For Lange, 49, playing himself after a career partly shaped by drug addiction and depression, represented a satisfying challenge.
‘Things are so much funnier when there’s a struggle to it and things go badly. In the end, it’s the things that you didn’t want to happen that get you where you did want to go.’Pete Holmes of Lexington, who stars in ‘Crashing’
“The first episode I play Artie Lange, it’s surreal,” he says by phone. “It was easy for me to approach it because every instinct I had was mine.”
Though it’s easy to see his character as a role model for Holmes’s protagonist in early episodes of the series, Lange says the greater lesson is showing the young comic how not to act.
“In ‘Crashing,’ Pete’s so at the beginning, and I’m someone who had a little bite of that success, and I threw it away, because of demons and stuff,” he says. “Pete is too much of a fresh fish to understand that, and I slowly get to educate him about it, in a positive way.”
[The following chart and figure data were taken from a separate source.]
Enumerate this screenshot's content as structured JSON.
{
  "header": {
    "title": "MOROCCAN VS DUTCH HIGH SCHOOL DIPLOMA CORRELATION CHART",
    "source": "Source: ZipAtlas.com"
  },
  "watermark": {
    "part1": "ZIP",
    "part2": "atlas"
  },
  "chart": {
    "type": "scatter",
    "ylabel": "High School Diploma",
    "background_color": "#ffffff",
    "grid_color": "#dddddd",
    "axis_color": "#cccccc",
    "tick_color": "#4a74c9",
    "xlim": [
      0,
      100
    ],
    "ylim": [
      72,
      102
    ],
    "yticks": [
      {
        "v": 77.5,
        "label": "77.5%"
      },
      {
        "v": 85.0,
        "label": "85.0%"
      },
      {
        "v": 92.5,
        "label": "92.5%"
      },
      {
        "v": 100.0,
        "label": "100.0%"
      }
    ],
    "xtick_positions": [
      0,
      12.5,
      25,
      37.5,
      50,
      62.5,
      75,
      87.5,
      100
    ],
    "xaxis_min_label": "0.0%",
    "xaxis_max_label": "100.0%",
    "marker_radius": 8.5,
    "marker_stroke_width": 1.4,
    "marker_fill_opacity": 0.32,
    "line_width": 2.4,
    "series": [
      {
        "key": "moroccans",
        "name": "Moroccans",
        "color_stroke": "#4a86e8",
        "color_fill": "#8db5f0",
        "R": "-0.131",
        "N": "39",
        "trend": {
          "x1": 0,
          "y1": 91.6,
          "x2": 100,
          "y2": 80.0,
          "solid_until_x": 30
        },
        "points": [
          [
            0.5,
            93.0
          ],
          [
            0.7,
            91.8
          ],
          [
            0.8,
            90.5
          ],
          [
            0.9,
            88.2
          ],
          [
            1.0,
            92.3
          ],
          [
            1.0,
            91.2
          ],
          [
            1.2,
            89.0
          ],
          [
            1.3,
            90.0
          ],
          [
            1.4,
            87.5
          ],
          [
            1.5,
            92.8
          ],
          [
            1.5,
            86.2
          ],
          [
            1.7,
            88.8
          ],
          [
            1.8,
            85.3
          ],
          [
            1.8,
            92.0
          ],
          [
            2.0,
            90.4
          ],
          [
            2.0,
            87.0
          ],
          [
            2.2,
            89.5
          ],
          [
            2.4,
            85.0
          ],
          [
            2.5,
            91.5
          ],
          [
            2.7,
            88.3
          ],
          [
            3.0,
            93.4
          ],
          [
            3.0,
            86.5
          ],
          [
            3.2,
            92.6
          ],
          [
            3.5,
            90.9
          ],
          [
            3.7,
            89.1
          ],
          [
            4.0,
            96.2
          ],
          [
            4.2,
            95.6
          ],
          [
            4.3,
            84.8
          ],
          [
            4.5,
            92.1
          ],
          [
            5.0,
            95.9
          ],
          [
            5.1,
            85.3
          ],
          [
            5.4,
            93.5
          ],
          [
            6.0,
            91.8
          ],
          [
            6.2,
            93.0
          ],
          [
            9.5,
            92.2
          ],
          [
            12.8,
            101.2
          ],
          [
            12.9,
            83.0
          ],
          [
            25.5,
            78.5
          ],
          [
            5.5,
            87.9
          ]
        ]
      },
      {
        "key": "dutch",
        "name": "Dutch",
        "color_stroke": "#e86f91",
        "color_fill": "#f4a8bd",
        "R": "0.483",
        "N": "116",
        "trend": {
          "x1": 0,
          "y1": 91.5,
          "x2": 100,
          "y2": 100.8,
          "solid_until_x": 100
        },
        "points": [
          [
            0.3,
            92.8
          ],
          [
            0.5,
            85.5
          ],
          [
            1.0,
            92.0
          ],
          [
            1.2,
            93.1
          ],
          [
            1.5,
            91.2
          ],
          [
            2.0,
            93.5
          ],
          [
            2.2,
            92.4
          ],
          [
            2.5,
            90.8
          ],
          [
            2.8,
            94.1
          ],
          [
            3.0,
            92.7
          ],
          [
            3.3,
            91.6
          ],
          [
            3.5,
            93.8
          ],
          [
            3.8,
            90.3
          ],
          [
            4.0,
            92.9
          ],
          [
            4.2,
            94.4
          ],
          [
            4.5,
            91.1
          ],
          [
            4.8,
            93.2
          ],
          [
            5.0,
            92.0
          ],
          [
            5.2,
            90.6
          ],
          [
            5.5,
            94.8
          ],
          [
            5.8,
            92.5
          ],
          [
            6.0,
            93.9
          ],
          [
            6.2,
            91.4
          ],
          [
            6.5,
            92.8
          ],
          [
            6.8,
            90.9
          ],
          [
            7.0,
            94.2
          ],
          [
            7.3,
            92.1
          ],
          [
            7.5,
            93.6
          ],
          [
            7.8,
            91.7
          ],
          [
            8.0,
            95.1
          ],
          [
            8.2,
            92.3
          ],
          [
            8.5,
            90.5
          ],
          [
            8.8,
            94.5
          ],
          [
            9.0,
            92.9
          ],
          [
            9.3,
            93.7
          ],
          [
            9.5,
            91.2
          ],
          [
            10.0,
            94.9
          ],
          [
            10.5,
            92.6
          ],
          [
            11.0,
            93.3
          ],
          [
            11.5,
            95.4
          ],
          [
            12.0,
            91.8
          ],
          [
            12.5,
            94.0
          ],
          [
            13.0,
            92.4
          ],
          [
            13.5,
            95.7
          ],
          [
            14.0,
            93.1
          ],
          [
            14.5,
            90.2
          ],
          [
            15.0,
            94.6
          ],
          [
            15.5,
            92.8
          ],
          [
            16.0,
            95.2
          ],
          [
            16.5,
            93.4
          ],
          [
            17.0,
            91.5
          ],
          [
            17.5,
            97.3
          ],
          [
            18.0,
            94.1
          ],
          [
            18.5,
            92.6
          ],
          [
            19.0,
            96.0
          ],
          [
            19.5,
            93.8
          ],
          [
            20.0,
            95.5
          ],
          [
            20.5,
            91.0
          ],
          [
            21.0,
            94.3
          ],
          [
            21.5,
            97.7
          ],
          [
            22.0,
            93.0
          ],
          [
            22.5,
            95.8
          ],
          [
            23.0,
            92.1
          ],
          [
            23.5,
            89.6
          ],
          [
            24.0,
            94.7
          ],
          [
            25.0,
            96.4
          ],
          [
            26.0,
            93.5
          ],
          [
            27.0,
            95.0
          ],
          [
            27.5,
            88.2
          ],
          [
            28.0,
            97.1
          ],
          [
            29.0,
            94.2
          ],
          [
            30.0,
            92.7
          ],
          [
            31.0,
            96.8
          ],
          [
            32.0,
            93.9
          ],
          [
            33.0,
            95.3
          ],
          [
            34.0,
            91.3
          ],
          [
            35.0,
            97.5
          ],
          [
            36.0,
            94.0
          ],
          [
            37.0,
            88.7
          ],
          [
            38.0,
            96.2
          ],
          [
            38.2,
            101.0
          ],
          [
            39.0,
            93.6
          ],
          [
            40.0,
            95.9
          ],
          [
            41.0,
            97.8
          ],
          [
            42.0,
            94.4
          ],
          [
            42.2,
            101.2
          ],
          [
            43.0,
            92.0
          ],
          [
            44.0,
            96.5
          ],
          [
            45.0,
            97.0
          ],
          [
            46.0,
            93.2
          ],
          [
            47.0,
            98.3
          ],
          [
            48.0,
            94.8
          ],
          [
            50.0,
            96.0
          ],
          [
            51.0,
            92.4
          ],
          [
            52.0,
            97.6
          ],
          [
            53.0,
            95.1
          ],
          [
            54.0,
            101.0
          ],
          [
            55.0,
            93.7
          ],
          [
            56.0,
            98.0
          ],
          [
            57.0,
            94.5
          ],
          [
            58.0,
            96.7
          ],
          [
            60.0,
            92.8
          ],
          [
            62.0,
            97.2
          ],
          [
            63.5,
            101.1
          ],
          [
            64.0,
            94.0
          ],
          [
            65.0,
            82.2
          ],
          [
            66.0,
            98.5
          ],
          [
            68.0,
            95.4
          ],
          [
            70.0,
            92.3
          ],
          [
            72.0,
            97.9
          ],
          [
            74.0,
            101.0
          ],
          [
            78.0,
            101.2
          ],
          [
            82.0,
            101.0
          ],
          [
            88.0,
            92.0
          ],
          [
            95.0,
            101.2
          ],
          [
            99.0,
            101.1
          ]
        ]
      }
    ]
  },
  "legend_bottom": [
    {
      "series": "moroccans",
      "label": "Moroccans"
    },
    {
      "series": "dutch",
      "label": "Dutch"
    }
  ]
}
Lange’s role is a microcosm of one idea “Crashing” plays out at length — that the lives of comics are so often marked, and their routines informed, by heartbreak and hardship.
“The show is a bit of a love story, with suffering and loss being an essential part of becoming who you’re intended to be,” Holmes says. “In one episode, I’m breaking up with my wife. In another, I’m setting up ground rules with my family. In another, I’m shedding a childish faith in exchange for, potentially, a more three-dimensional one. All of those things came from the impetus, the inciting incident, of pain.”
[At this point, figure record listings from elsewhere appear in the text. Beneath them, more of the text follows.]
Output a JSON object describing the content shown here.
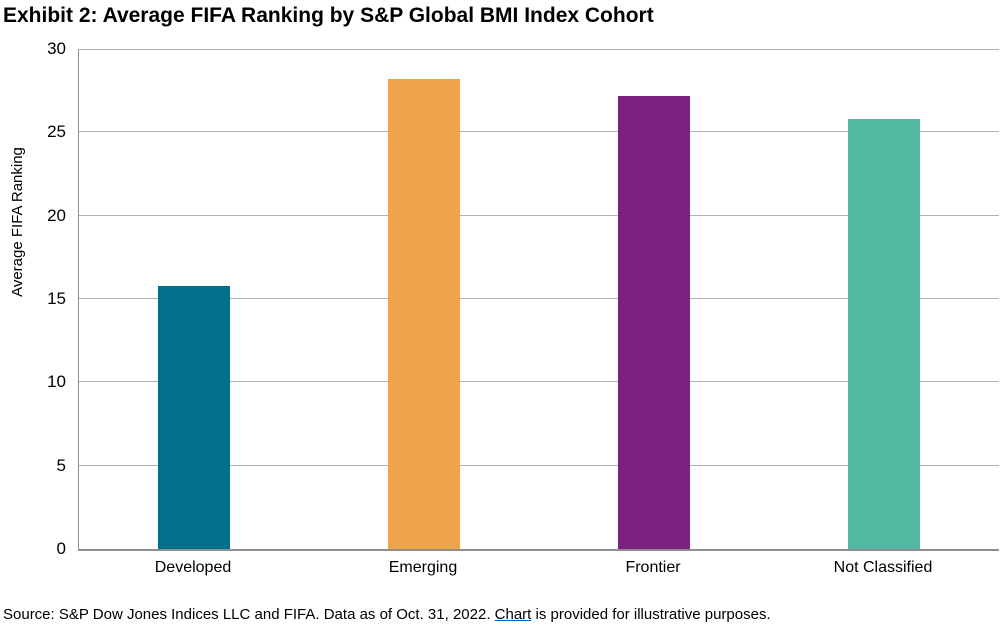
{
  "chart_data": {
    "type": "bar",
    "title": "Exhibit 2: Average FIFA Ranking by S&P Global BMI Index Cohort",
    "ylabel": "Average FIFA Ranking",
    "xlabel": "",
    "categories": [
      "Developed",
      "Emerging",
      "Frontier",
      "Not Classified"
    ],
    "values": [
      15.8,
      28.2,
      27.2,
      25.8
    ],
    "bar_colors": [
      "#00708C",
      "#F0A44A",
      "#7A2182",
      "#53B8A1"
    ],
    "ylim": [
      0,
      30
    ],
    "yticks": [
      0,
      5,
      10,
      15,
      20,
      25,
      30
    ],
    "grid": true,
    "legend": false,
    "axis_color": "#8f8f8f",
    "gridline_color": "#b3b3b3"
  },
  "footer": {
    "prefix": "Source: S&P Dow Jones Indices LLC and FIFA. Data as of Oct. 31, 2022. ",
    "link_text": "Chart",
    "suffix": " is provided for illustrative purposes."
  }
}
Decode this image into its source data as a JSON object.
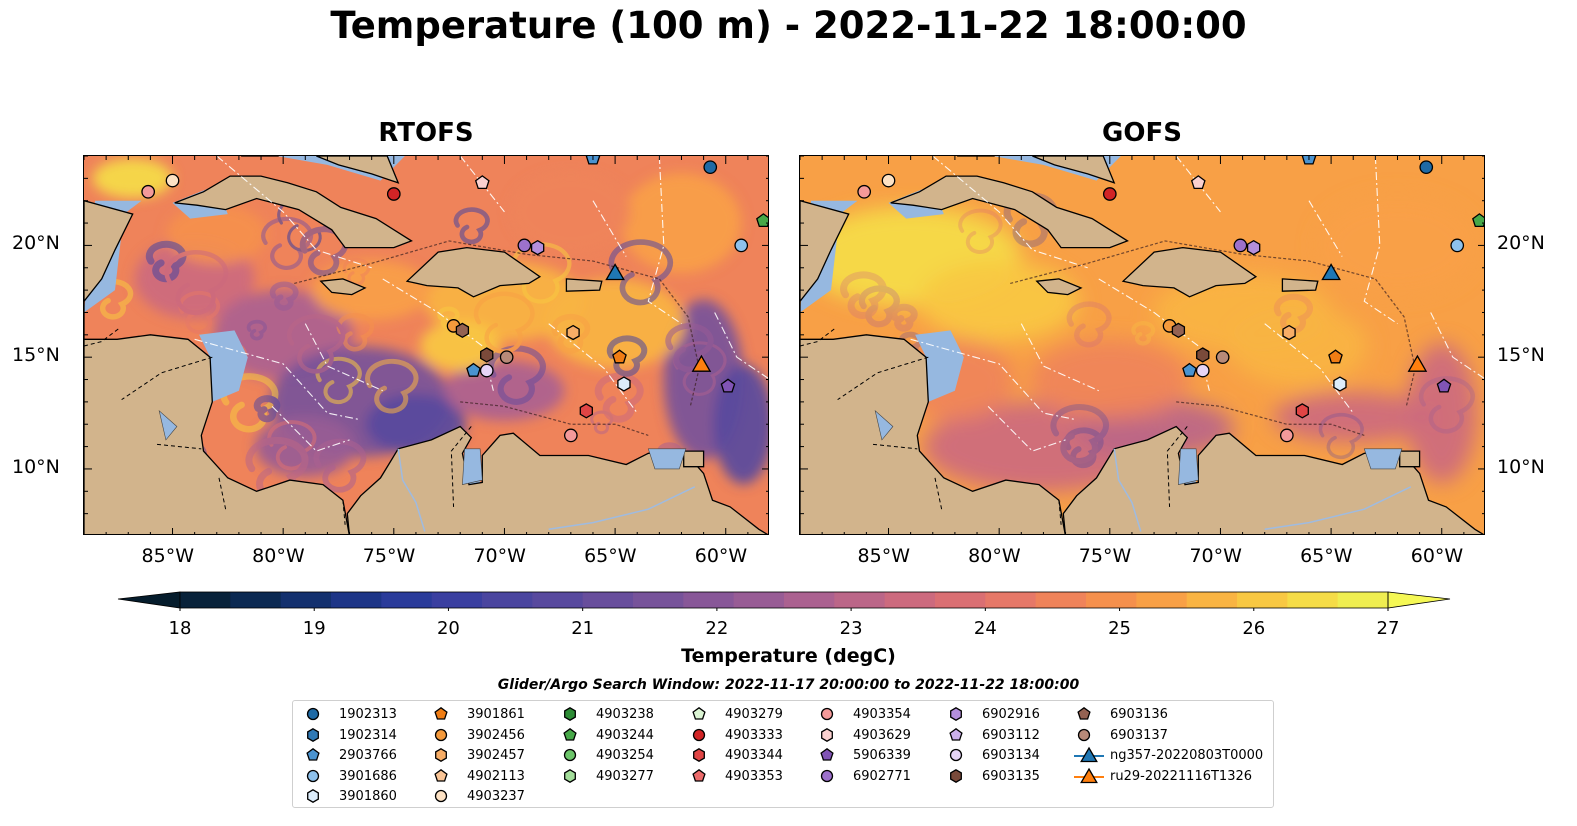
{
  "title": "Temperature (100 m) - 2022-11-22 18:00:00",
  "chart_data": [
    {
      "type": "heatmap",
      "title": "RTOFS",
      "variable": "Temperature (100 m)",
      "map_region": "Caribbean Sea",
      "xlim": [
        -89,
        -58
      ],
      "ylim": [
        7,
        24
      ],
      "xticks": [
        "85°W",
        "80°W",
        "75°W",
        "70°W",
        "65°W",
        "60°W"
      ],
      "yticks": [
        "20°N",
        "15°N",
        "10°N"
      ],
      "field_description": "predominantly warm 24-26 degC with cool swirling eddies of 20-22 degC in southwest basin and east of 62W"
    },
    {
      "type": "heatmap",
      "title": "GOFS",
      "variable": "Temperature (100 m)",
      "map_region": "Caribbean Sea",
      "xlim": [
        -89,
        -58
      ],
      "ylim": [
        7,
        24
      ],
      "xticks": [
        "85°W",
        "80°W",
        "75°W",
        "70°W",
        "65°W",
        "60°W"
      ],
      "yticks": [
        "20°N",
        "15°N",
        "10°N"
      ],
      "field_description": "smoother warm field 24-26 degC, warmest (~27 degC) north-west near Cayman basin, cooler 22-23 degC along South American coast"
    }
  ],
  "colorbar": {
    "label": "Temperature (degC)",
    "min": 18,
    "max": 27,
    "step": 0.5,
    "ticks": [
      "18",
      "19",
      "20",
      "21",
      "22",
      "23",
      "24",
      "25",
      "26",
      "27"
    ],
    "colors": [
      "#08223a",
      "#0b2952",
      "#13306e",
      "#1d3587",
      "#2a3b9a",
      "#3a3fa0",
      "#4a459f",
      "#58499e",
      "#684e9c",
      "#77539a",
      "#885798",
      "#985c95",
      "#ab6190",
      "#bb6688",
      "#cc6a7e",
      "#da6f73",
      "#e67868",
      "#ef835a",
      "#f5904d",
      "#f8a046",
      "#f9b443",
      "#f8c843",
      "#f5dc47",
      "#efee51"
    ],
    "under_color": "#051c2c",
    "over_color": "#f5f855"
  },
  "legend": {
    "title": "Glider/Argo Search Window: 2022-11-17 20:00:00 to 2022-11-22 18:00:00",
    "columns": [
      [
        {
          "label": "1902313",
          "marker": "circle",
          "color": "#1f6aa5"
        },
        {
          "label": "1902314",
          "marker": "hexagon",
          "color": "#2f79b5"
        },
        {
          "label": "2903766",
          "marker": "pentagon",
          "color": "#4a93d0"
        },
        {
          "label": "3901686",
          "marker": "circle",
          "color": "#8ec1ec"
        },
        {
          "label": "3901860",
          "marker": "hexagon",
          "color": "#dcecfa"
        }
      ],
      [
        {
          "label": "3901861",
          "marker": "pentagon",
          "color": "#f07d14"
        },
        {
          "label": "3902456",
          "marker": "circle",
          "color": "#f59a3c"
        },
        {
          "label": "3902457",
          "marker": "hexagon",
          "color": "#f7ad66"
        },
        {
          "label": "4902113",
          "marker": "pentagon",
          "color": "#fac596"
        },
        {
          "label": "4903237",
          "marker": "circle",
          "color": "#fde2c4"
        }
      ],
      [
        {
          "label": "4903238",
          "marker": "hexagon",
          "color": "#2d8c35"
        },
        {
          "label": "4903244",
          "marker": "pentagon",
          "color": "#47a848"
        },
        {
          "label": "4903254",
          "marker": "circle",
          "color": "#6cc56a"
        },
        {
          "label": "4903277",
          "marker": "hexagon",
          "color": "#a3dd9a"
        }
      ],
      [
        {
          "label": "4903279",
          "marker": "pentagon",
          "color": "#dcf5d4"
        },
        {
          "label": "4903333",
          "marker": "circle",
          "color": "#d22426"
        },
        {
          "label": "4903344",
          "marker": "hexagon",
          "color": "#e04545"
        },
        {
          "label": "4903353",
          "marker": "pentagon",
          "color": "#ec6b6b"
        }
      ],
      [
        {
          "label": "4903354",
          "marker": "circle",
          "color": "#f49a9a"
        },
        {
          "label": "4903629",
          "marker": "hexagon",
          "color": "#fad0cf"
        },
        {
          "label": "5906339",
          "marker": "pentagon",
          "color": "#8154b5"
        },
        {
          "label": "6902771",
          "marker": "circle",
          "color": "#9d71cc"
        }
      ],
      [
        {
          "label": "6902916",
          "marker": "hexagon",
          "color": "#b48fdc"
        },
        {
          "label": "6903112",
          "marker": "pentagon",
          "color": "#cbb0ea"
        },
        {
          "label": "6903134",
          "marker": "circle",
          "color": "#e6d4f6"
        },
        {
          "label": "6903135",
          "marker": "hexagon",
          "color": "#7a4a3a"
        }
      ],
      [
        {
          "label": "6903136",
          "marker": "pentagon",
          "color": "#946252"
        },
        {
          "label": "6903137",
          "marker": "circle",
          "color": "#b88a78"
        },
        {
          "label": "ng357-20220803T0000",
          "marker": "triangle-line",
          "color": "#1f77b4"
        },
        {
          "label": "ru29-20221116T1326",
          "marker": "triangle-line",
          "color": "#ff7f0e"
        }
      ]
    ]
  },
  "stations": [
    {
      "marker": "circle",
      "color": "#f49a9a",
      "lon": -86.1,
      "lat": 22.4
    },
    {
      "marker": "circle",
      "color": "#fde2c4",
      "lon": -85.0,
      "lat": 22.9
    },
    {
      "marker": "circle",
      "color": "#d22426",
      "lon": -75.0,
      "lat": 22.3
    },
    {
      "marker": "pentagon",
      "color": "#fad0cf",
      "lon": -71.0,
      "lat": 22.8
    },
    {
      "marker": "pentagon",
      "color": "#4a93d0",
      "lon": -66.0,
      "lat": 23.9
    },
    {
      "marker": "circle",
      "color": "#1f6aa5",
      "lon": -60.7,
      "lat": 23.5
    },
    {
      "marker": "pentagon",
      "color": "#47a848",
      "lon": -58.3,
      "lat": 21.1
    },
    {
      "marker": "circle",
      "color": "#9d71cc",
      "lon": -69.1,
      "lat": 20.0
    },
    {
      "marker": "hexagon",
      "color": "#b48fdc",
      "lon": -68.5,
      "lat": 19.9
    },
    {
      "marker": "circle",
      "color": "#8ec1ec",
      "lon": -59.3,
      "lat": 20.0
    },
    {
      "marker": "circle",
      "color": "#f59a3c",
      "lon": -72.3,
      "lat": 16.4
    },
    {
      "marker": "hexagon",
      "color": "#946252",
      "lon": -71.9,
      "lat": 16.2
    },
    {
      "marker": "hexagon",
      "color": "#f7ad66",
      "lon": -66.9,
      "lat": 16.1
    },
    {
      "marker": "hexagon",
      "color": "#7a4a3a",
      "lon": -70.8,
      "lat": 15.1
    },
    {
      "marker": "circle",
      "color": "#b88a78",
      "lon": -69.9,
      "lat": 15.0
    },
    {
      "marker": "pentagon",
      "color": "#4a93d0",
      "lon": -71.4,
      "lat": 14.4
    },
    {
      "marker": "circle",
      "color": "#e6d4f6",
      "lon": -70.8,
      "lat": 14.4
    },
    {
      "marker": "pentagon",
      "color": "#f07d14",
      "lon": -64.8,
      "lat": 15.0
    },
    {
      "marker": "hexagon",
      "color": "#dcecfa",
      "lon": -64.6,
      "lat": 13.8
    },
    {
      "marker": "pentagon",
      "color": "#8154b5",
      "lon": -59.9,
      "lat": 13.7
    },
    {
      "marker": "hexagon",
      "color": "#e04545",
      "lon": -66.3,
      "lat": 12.6
    },
    {
      "marker": "circle",
      "color": "#f49a9a",
      "lon": -67.0,
      "lat": 11.5
    },
    {
      "marker": "triangle",
      "color": "#1f77b4",
      "lon": -65.0,
      "lat": 18.7
    },
    {
      "marker": "triangle",
      "color": "#ff7f0e",
      "lon": -61.1,
      "lat": 14.6
    }
  ]
}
Ultimately, it’s their shared love for turning tough times into punch lines that makes Holmes, Apatow, and Lange a creative match.
“Things are so much funnier when there’s a struggle to it and things go badly,” says Holmes. “In the end, it’s the things that you didn’t want to happen that get you where you did want to go.”
In painting a sometimes less-than-favorable self-portrait, Holmes gained perspective on how far he’s come.
“I like playing this Pete, because I sometimes miss this Pete,” he says. “He’s sweeter, to a fault. He’s naïve and very gentle and open. And that’s not to say I’m none of those things now, but as we get older we get wiser and a little more guarded. I look back at this guy, and in playing him, I had to think of me if I trusted everybody more, knew less about myself, and took everything more lightly. It’s like a fun, old house I got to live in again.”
Whether audiences will respond to Holmes’s story of a not-yet-funny comic on the long, winding road to success is a question at the back of everyone’s mind. “We feel very strongly that it works,” says Apatow. But he’s too experienced not to acknowledge the risks in making a comedy as distinctly flavored as “Crashing.”
On the cusp of the series premiere — the show will air after “Girls,” another series Apatow executive produces — Holmes is hopeful, and says he’s never been prouder of a project.
“Judd and I said before it’s like setting off a firework,” he says. “We’re both hopeful and excited that it’ll shoot up into the sky and be beautiful, but you never know until people see it. All we know is we’re going to give it a whirl.”